Already Canada Geese are pairing up near the melting waters.

Here is another report from the Sunday newspaper: This winter’s shrinking supply of cold air in the atmosphere has coincided with what is probably going to be one of the warmest winters on record. Many locations in the United States are on track for a record-warm winter as temperatures soar to near and above 30 degrees warmer than normal in the season’s final days. On Monday, Dallas hit a record high of 93 degrees. Minneapolis reached 65 — 32 degrees above average. Chicago touched the 70s on Tuesday. Globally, more than 200 countries have seen record warmth this week, according to weather historian Maximiliano Herrera. January was the eighth consecutive month to register as that month’s warmest on record, while 2023 was Earth’s warmest year on record for both the land and oceans.

All of which brings to mind a moment in a Master Naturalist’s “Gathering Partners” presentation several years ago when someone asked a University of Minnesota climate specialist what we should expect in respect to a warming climate. His offerings: that we in the central part of Minnesota should expect to have summers and winters much like we see in the band across from Omaha to Des Moines; and that a preview of the BWCA area would most likely be witnessed in Granite Falls where outcrops of gneiss and granite along the Minnesota River mirror the rocks on the Canadian Shield. Despite his good intentions, he wasn’t close. No one, apparently, can accurately predict what will happen as our planet continues on its current warming trend, temperatures of which when viewed over the past few centuries resembles a hockey stick — although there has been no edging that would complete the mental profile.

Naturalist Jason Frank reported that all but two of the major duck species are already in the area, along with the two major geese species.

All speculation aside, and with deep respect to him and others concerning the changing climate, we humans haven’t any idea of what a burning planet will resemble in the years ahead … not even for next year, 2025. You may recall back in the “teens” that the worldwide goal from the international climate conferences was that for our planet and its species to survive long term certain perimeters needed to be in place by 2025. So little has been accomplished, and indeed, county-level arguments are being roused around here on allowing for methane digesters along with a pipeline. We have a political party that resists any conclusive attempt at halting the earthly fire. While all this may sound new to us, warnings of global climate warmth began in the 1970s yet most of us act as if nothing needs to change, and to hell with Al Gore! 

We humans have been far too passive, and perhaps that comes with the labeling, that ever evasive “tipping point” seems as a moving target to where it no longer means much. Way back then those warming slopes didn’t look so steep, and the potential impacts were far off into the future. Not next year! Given the scientific knowledge at the time, perhaps what we needed was what a major newspaper like The Guardian did by introducing new terms back in 2019 that “more accurately describe the environmental crises facing the world”. Instead of “climate change” the paper chose the terms “climate emergency, crisis or breakdown” and “global heating” over “global warming”. 

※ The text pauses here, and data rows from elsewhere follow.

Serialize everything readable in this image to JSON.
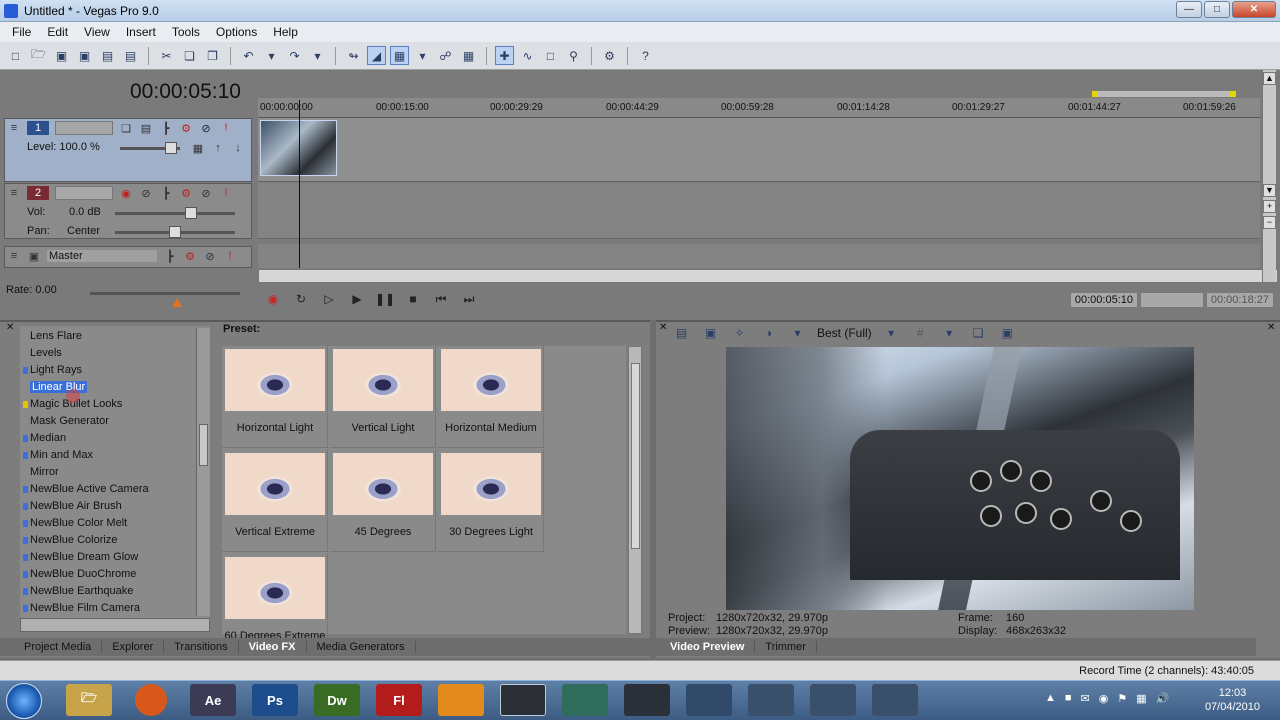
{
  "window": {
    "title": "Untitled * - Vegas Pro 9.0"
  },
  "menu": [
    "File",
    "Edit",
    "View",
    "Insert",
    "Tools",
    "Options",
    "Help"
  ],
  "timeline": {
    "timecode": "00:00:05:10",
    "ruler_ticks": [
      "00:00:00:00",
      "00:00:15:00",
      "00:00:29:29",
      "00:00:44:29",
      "00:00:59:28",
      "00:01:14:28",
      "00:01:29:27",
      "00:01:44:27",
      "00:01:59:26"
    ],
    "tracks": [
      {
        "number": "1",
        "level_label": "Level: 100.0 %"
      },
      {
        "number": "2",
        "vol_label": "Vol:",
        "vol_value": "0.0 dB",
        "pan_label": "Pan:",
        "pan_value": "Center"
      },
      {
        "name": "Master"
      }
    ],
    "rate": "Rate: 0.00",
    "transport": {
      "current": "00:00:05:10",
      "length": "00:00:18:27"
    }
  },
  "fx_list": {
    "items": [
      {
        "label": "Lens Flare",
        "marked": false,
        "selected": false
      },
      {
        "label": "Levels",
        "marked": false,
        "selected": false
      },
      {
        "label": "Light Rays",
        "marked": true,
        "selected": false
      },
      {
        "label": "Linear Blur",
        "marked": false,
        "selected": true
      },
      {
        "label": "Magic Bullet Looks",
        "marked": true,
        "selected": false,
        "mark_color": "#e6c200"
      },
      {
        "label": "Mask Generator",
        "marked": false,
        "selected": false
      },
      {
        "label": "Median",
        "marked": true,
        "selected": false
      },
      {
        "label": "Min and Max",
        "marked": true,
        "selected": false
      },
      {
        "label": "Mirror",
        "marked": false,
        "selected": false
      },
      {
        "label": "NewBlue Active Camera",
        "marked": true,
        "selected": false
      },
      {
        "label": "NewBlue Air Brush",
        "marked": true,
        "selected": false
      },
      {
        "label": "NewBlue Color Melt",
        "marked": true,
        "selected": false
      },
      {
        "label": "NewBlue Colorize",
        "marked": true,
        "selected": false
      },
      {
        "label": "NewBlue Dream Glow",
        "marked": true,
        "selected": false
      },
      {
        "label": "NewBlue DuoChrome",
        "marked": true,
        "selected": false
      },
      {
        "label": "NewBlue Earthquake",
        "marked": true,
        "selected": false
      },
      {
        "label": "NewBlue Film Camera",
        "marked": true,
        "selected": false
      }
    ]
  },
  "presets": {
    "label": "Preset:",
    "items": [
      "Horizontal Light",
      "Vertical Light",
      "Horizontal Medium",
      "Vertical Extreme",
      "45 Degrees",
      "30 Degrees Light",
      "60 Degrees Extreme"
    ]
  },
  "fx_tabs": [
    "Project Media",
    "Explorer",
    "Transitions",
    "Video FX",
    "Media Generators"
  ],
  "fx_active_tab": "Video FX",
  "preview": {
    "quality": "Best (Full)",
    "project_label": "Project:",
    "project_value": "1280x720x32, 29.970p",
    "preview_label": "Preview:",
    "preview_value": "1280x720x32, 29.970p",
    "frame_label": "Frame:",
    "frame_value": "160",
    "display_label": "Display:",
    "display_value": "468x263x32"
  },
  "preview_tabs": [
    "Video Preview",
    "Trimmer"
  ],
  "preview_active_tab": "Video Preview",
  "status": {
    "record_time": "Record Time (2 channels): 43:40:05"
  },
  "taskbar": {
    "apps": [
      "Ae",
      "Ps",
      "Dw",
      "Fl"
    ],
    "time": "12:03",
    "date": "07/04/2010"
  },
  "colors": {
    "accent": "#3a6fd8",
    "track2": "#7a2a33",
    "track1": "#2c4f8f"
  }
}
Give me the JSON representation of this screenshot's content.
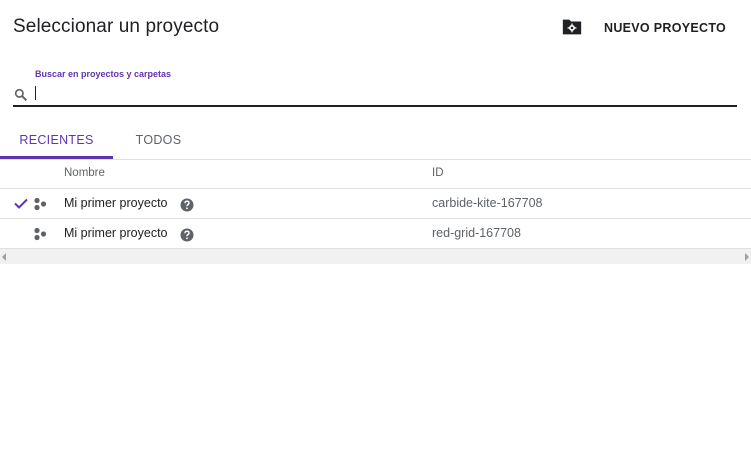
{
  "dialog": {
    "title": "Seleccionar un proyecto",
    "new_project_label": "NUEVO PROYECTO",
    "new_project_icon": "folder-settings-icon"
  },
  "search": {
    "label": "Buscar en proyectos y carpetas",
    "value": "",
    "icon": "search-icon"
  },
  "tabs": [
    {
      "label": "RECIENTES",
      "active": true
    },
    {
      "label": "TODOS",
      "active": false
    }
  ],
  "table": {
    "columns": [
      "Nombre",
      "ID"
    ],
    "rows": [
      {
        "name": "Mi primer proyecto",
        "id": "carbide-kite-167708",
        "selected": true
      },
      {
        "name": "Mi primer proyecto",
        "id": "red-grid-167708",
        "selected": false
      }
    ]
  },
  "colors": {
    "accent": "#5e35b1",
    "text": "#202124",
    "secondary_text": "#5f6368",
    "divider": "#e0e0e0"
  }
}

Last spring the arctic-bound snow geese arrive here in late March. They will most likely be long gone before the end of the month.

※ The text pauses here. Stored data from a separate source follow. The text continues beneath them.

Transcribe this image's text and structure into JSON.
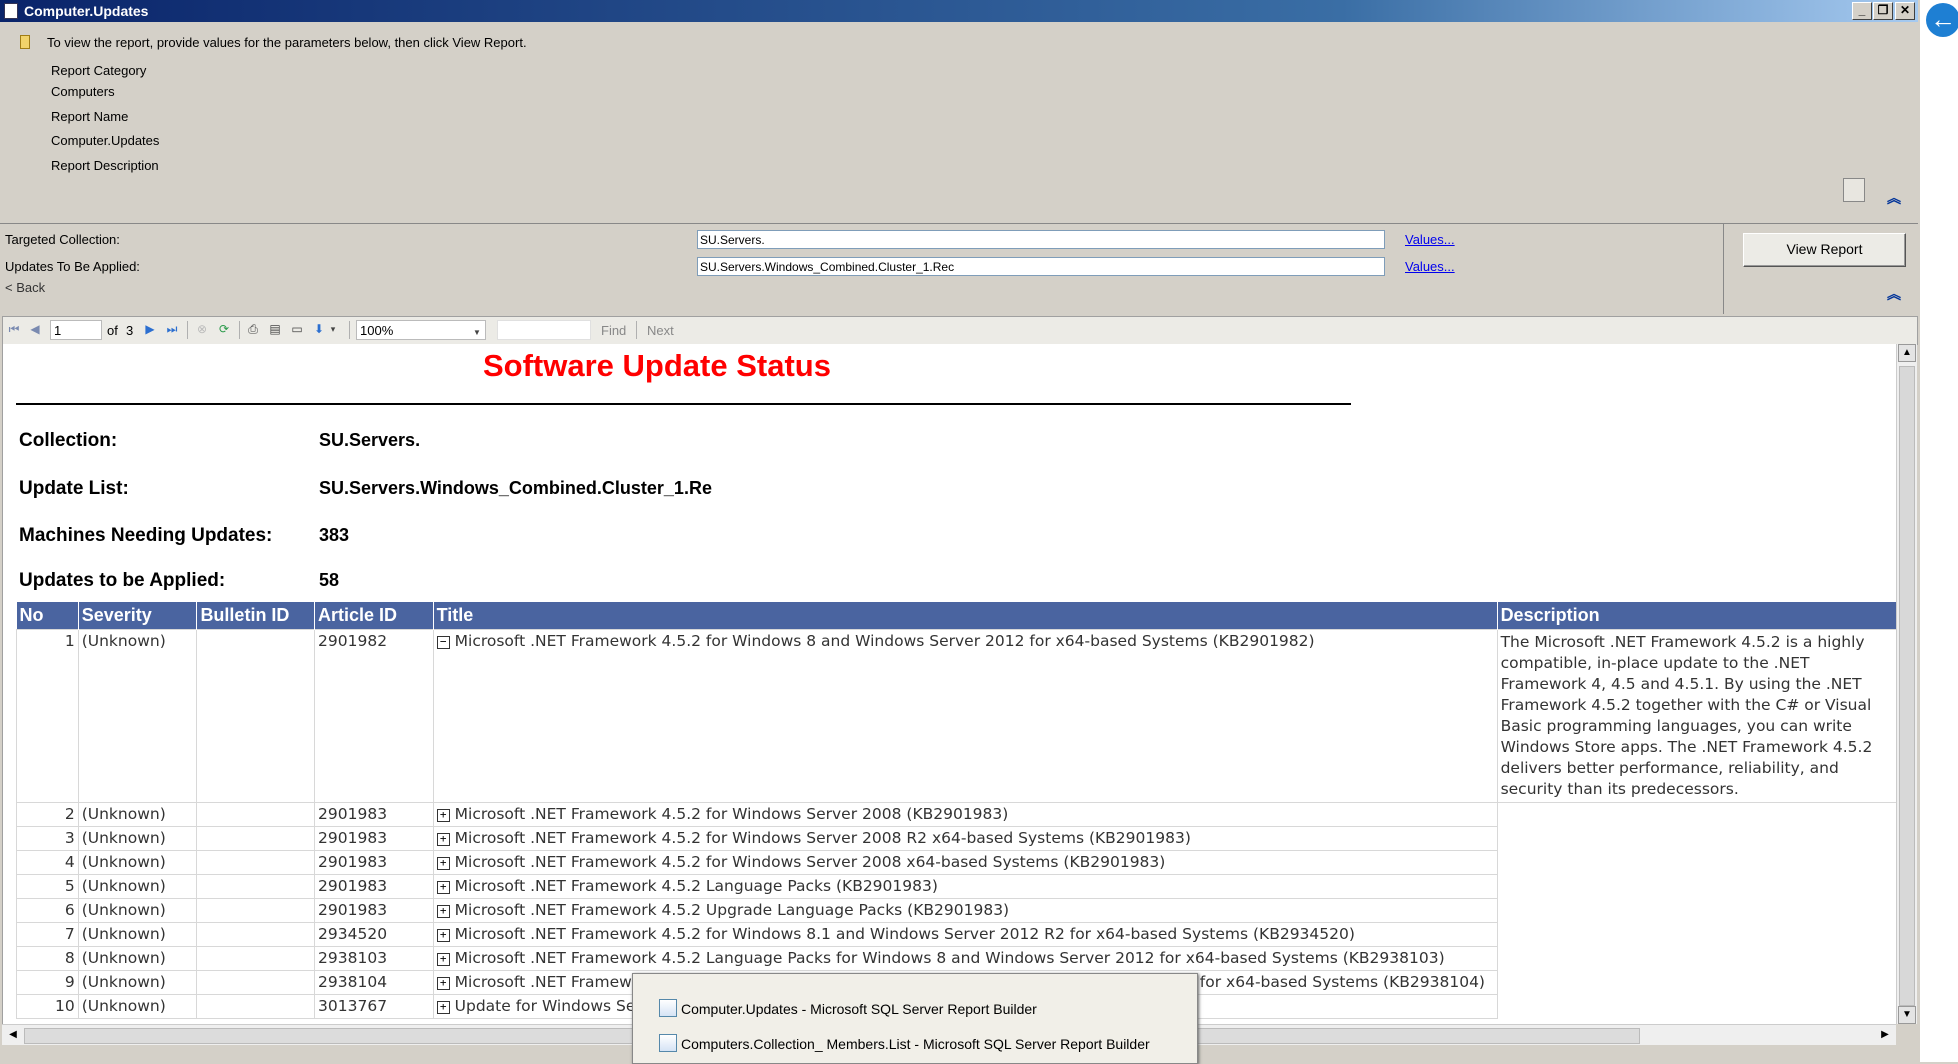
{
  "window": {
    "title": "Computer.Updates"
  },
  "info": {
    "instruction": "To view the report, provide values for the parameters below, then click View Report.",
    "report_category_label": "Report Category",
    "report_category_value": "Computers",
    "report_name_label": "Report Name",
    "report_name_value": "Computer.Updates",
    "report_description_label": "Report Description"
  },
  "params": {
    "targeted_collection_label": "Targeted Collection:",
    "targeted_collection_value": "SU.Servers.",
    "updates_label": "Updates To Be Applied:",
    "updates_value": "SU.Servers.Windows_Combined.Cluster_1.Rec",
    "values_link": "Values...",
    "back_label": "< Back",
    "view_report_button": "View Report"
  },
  "toolbar": {
    "page_current": "1",
    "page_of": "of",
    "page_total": "3",
    "zoom": "100%",
    "find_label": "Find",
    "next_label": "Next"
  },
  "report": {
    "title": "Software Update Status",
    "collection_label": "Collection:",
    "collection_value": "SU.Servers.",
    "update_list_label": "Update List:",
    "update_list_value": "SU.Servers.Windows_Combined.Cluster_1.Re",
    "machines_label": "Machines Needing Updates:",
    "machines_value": "383",
    "updates_label": "Updates to be Applied:",
    "updates_value": "58",
    "columns": [
      "No",
      "Severity",
      "Bulletin ID",
      "Article ID",
      "Title",
      "Description"
    ],
    "rows": [
      {
        "no": "1",
        "severity": "(Unknown)",
        "bulletin": "",
        "article": "2901982",
        "expander": "−",
        "title": "Microsoft .NET Framework 4.5.2 for Windows 8 and Windows Server 2012 for x64-based Systems (KB2901982)",
        "description": "The Microsoft .NET Framework 4.5.2 is a highly compatible, in-place update to the .NET Framework 4, 4.5 and 4.5.1. By using the .NET Framework 4.5.2 together with the C# or Visual Basic programming languages, you can write Windows Store apps. The .NET Framework 4.5.2 delivers better performance, reliability, and security than its predecessors."
      },
      {
        "no": "2",
        "severity": "(Unknown)",
        "bulletin": "",
        "article": "2901983",
        "expander": "+",
        "title": "Microsoft .NET Framework 4.5.2 for Windows Server 2008 (KB2901983)"
      },
      {
        "no": "3",
        "severity": "(Unknown)",
        "bulletin": "",
        "article": "2901983",
        "expander": "+",
        "title": "Microsoft .NET Framework 4.5.2 for Windows Server 2008 R2 x64-based Systems (KB2901983)"
      },
      {
        "no": "4",
        "severity": "(Unknown)",
        "bulletin": "",
        "article": "2901983",
        "expander": "+",
        "title": "Microsoft .NET Framework 4.5.2 for Windows Server 2008 x64-based Systems (KB2901983)"
      },
      {
        "no": "5",
        "severity": "(Unknown)",
        "bulletin": "",
        "article": "2901983",
        "expander": "+",
        "title": "Microsoft .NET Framework 4.5.2 Language Packs (KB2901983)"
      },
      {
        "no": "6",
        "severity": "(Unknown)",
        "bulletin": "",
        "article": "2901983",
        "expander": "+",
        "title": "Microsoft .NET Framework 4.5.2 Upgrade Language Packs (KB2901983)"
      },
      {
        "no": "7",
        "severity": "(Unknown)",
        "bulletin": "",
        "article": "2934520",
        "expander": "+",
        "title": "Microsoft .NET Framework 4.5.2 for Windows 8.1 and Windows Server 2012 R2 for x64-based Systems (KB2934520)"
      },
      {
        "no": "8",
        "severity": "(Unknown)",
        "bulletin": "",
        "article": "2938103",
        "expander": "+",
        "title": "Microsoft .NET Framework 4.5.2 Language Packs for Windows 8 and Windows Server 2012 for x64-based Systems (KB2938103)"
      },
      {
        "no": "9",
        "severity": "(Unknown)",
        "bulletin": "",
        "article": "2938104",
        "expander": "+",
        "title": "Microsoft .NET Framework 4.5.2 Language Packs for Windows 8.1 and Windows Server 2012 R2 for x64-based Systems (KB2938104)"
      },
      {
        "no": "10",
        "severity": "(Unknown)",
        "bulletin": "",
        "article": "3013767",
        "expander": "+",
        "title": "Update for Windows Se"
      }
    ]
  },
  "taskbar_popup": {
    "items": [
      "Computer.Updates - Microsoft SQL Server Report Builder",
      "Computers.Collection_ Members.List - Microsoft SQL Server Report Builder"
    ]
  }
}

The editor said, “We want to ensure that we are being scientifically precise, while also communicating clearly with readers on this very important issue. The phrase ‘climate change’ sounds rather passive and gentle when what scientists are talking about is a catastrophe for humanity.” 

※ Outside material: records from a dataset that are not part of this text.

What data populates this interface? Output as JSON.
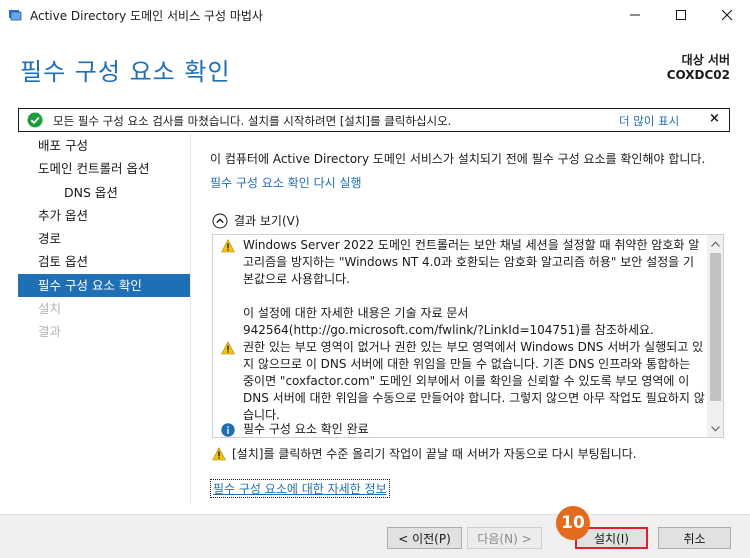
{
  "window": {
    "title": "Active Directory 도메인 서비스 구성 마법사",
    "minimize_icon": "minimize-icon",
    "maximize_icon": "maximize-icon",
    "close_icon": "close-icon"
  },
  "header": {
    "page_title": "필수 구성 요소 확인",
    "target_label": "대상 서버",
    "target_name": "COXDC02"
  },
  "notification": {
    "text": "모든 필수 구성 요소 검사를 마쳤습니다. 설치를 시작하려면 [설치]를 클릭하십시오.",
    "more_label": "더 많이 표시",
    "close_label": "×"
  },
  "sidebar": {
    "items": [
      {
        "label": "배포 구성",
        "state": "normal"
      },
      {
        "label": "도메인 컨트롤러 옵션",
        "state": "normal"
      },
      {
        "label": "DNS 옵션",
        "state": "normal"
      },
      {
        "label": "추가 옵션",
        "state": "normal"
      },
      {
        "label": "경로",
        "state": "normal"
      },
      {
        "label": "검토 옵션",
        "state": "normal"
      },
      {
        "label": "필수 구성 요소 확인",
        "state": "active"
      },
      {
        "label": "설치",
        "state": "disabled"
      },
      {
        "label": "결과",
        "state": "disabled"
      }
    ]
  },
  "main": {
    "intro": "이 컴퓨터에 Active Directory 도메인 서비스가 설치되기 전에 필수 구성 요소를 확인해야 합니다.",
    "rerun_link": "필수 구성 요소 확인 다시 실행",
    "toggle_label": "결과 보기(V)",
    "results": [
      {
        "type": "warning",
        "text": "Windows Server 2022 도메인 컨트롤러는 보안 채널 세션을 설정할 때 취약한 암호화 알고리즘을 방지하는 \"Windows NT 4.0과 호환되는 암호화 알고리즘 허용\" 보안 설정을 기본값으로 사용합니다.",
        "text2": "이 설정에 대한 자세한 내용은 기술 자료 문서 942564(http://go.microsoft.com/fwlink/?LinkId=104751)를 참조하세요."
      },
      {
        "type": "warning",
        "text": "권한 있는 부모 영역이 없거나 권한 있는 부모 영역에서 Windows DNS 서버가 실행되고 있지 않으므로 이 DNS 서버에 대한 위임을 만들 수 없습니다. 기존 DNS 인프라와 통합하는 중이면 \"coxfactor.com\" 도메인 외부에서 이를 확인을 신뢰할 수 있도록 부모 영역에 이 DNS 서버에 대한 위임을 수동으로 만들어야 합니다. 그렇지 않으면 아무 작업도 필요하지 않습니다."
      },
      {
        "type": "info",
        "text": "필수 구성 요소 확인 완료"
      }
    ],
    "reboot_warning": "[설치]를 클릭하면 수준 올리기 작업이 끝날 때 서버가 자동으로 다시 부팅됩니다.",
    "more_info_link": "필수 구성 요소에 대한 자세한 정보"
  },
  "footer": {
    "prev_label": "< 이전(P)",
    "next_label": "다음(N) >",
    "install_label": "설치(I)",
    "cancel_label": "취소"
  },
  "annotation": {
    "step_number": "10"
  },
  "colors": {
    "accent": "#1f6fb5",
    "warning": "#f5c400",
    "success": "#1e9e3a",
    "highlight": "#e0202a",
    "badge": "#e26b1f"
  }
}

Well, there you go. Catastrophic storms and unpredictable weather come on a daily basis across the globe. Perhaps this is our “new normal” even if there is nothing “normal” about the escalating temperatures. However, if you still question the absolute yet unpredictable science perhaps you should simply reach for your binoculars and watch the birds. Our feathered friends seem to have a far better grasp on our changing climate than we humans.